In a well aerated soil, ¼ of the volume of the topsoil is in the form of gas and ¼ is taken up by the volume of water. The water in the soil is never pure. It contains gases and dissolved mineral salts, some of which are plant nutrients. This water with its dissolved salts is referred to in agronomy and pedology as the soil solution.
The gaseous fraction of the soil is called the soil atmosphere. A properly aerated soil contains all the gases present in the atmosphere, but in different proportions. The values are approximately: 15% oxygen, 80% nitrogen, 3% CO2 and about 2% methane and other gases. However, these values can change according to the nature of the soil, the plant cover, the seasons, the climatic conditions, etc. These gases are largely produced by the biological activity of the soil and in particular by the processes of decomposition of organic matter by the microflora.

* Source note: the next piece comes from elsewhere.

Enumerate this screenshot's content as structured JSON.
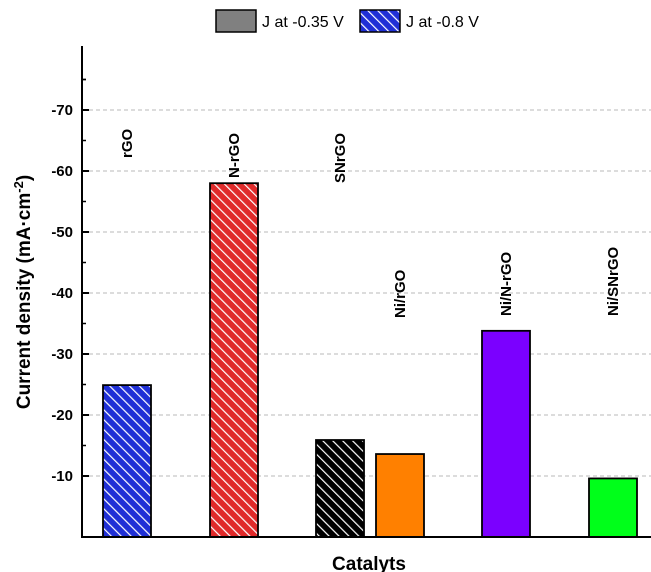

A compacted soil (battance in French) is characterised by induration on the surface and a decrease in porosity. The soil becomes slaked when rain or irrigation water no longer infiltrates the soil. The plough is sometimes blamed for this development of the soil. However, ploughing, because it aerates the soil and reduces compaction, favours the penetration of water at depth. It is above all the local geographical conditions, the climate, and the absence of sufficient humus and calcium inputs to correct the withdrawals, which are at the origin of soil compaction. This is the case, for example, with soils that are too clayey, although their structure can be rapidly improved by adding lime. Laboratory analyses are able to determine whether a soil is subject to compaction.
When talking about the causes of compacted soil one should be wary of making hasty judgements that do not take into account local particularities. The geographical position of certain fields favours the accumulation of water, such as sunken land near sloping structures. The compacted soil may also be subject to poor natural drainage or caused by infrastructure (passage of agricultural equipment, road or path blocking the flow of rainwater, etc.), or by the trampling of farm animals, repeated heavy rainfall, etc. A soil may also be naturally too rich in fine silt. Being very light, fine silt tends to come to the surface to block the porosity of the soil and form a compacted soil. It is therefore necessary to be wary of the photos presented on certain websites which, contrary to what is claimed by their authors, are not necessarily indicative of soil compaction caused by agricultural activities and in particular by ploughing.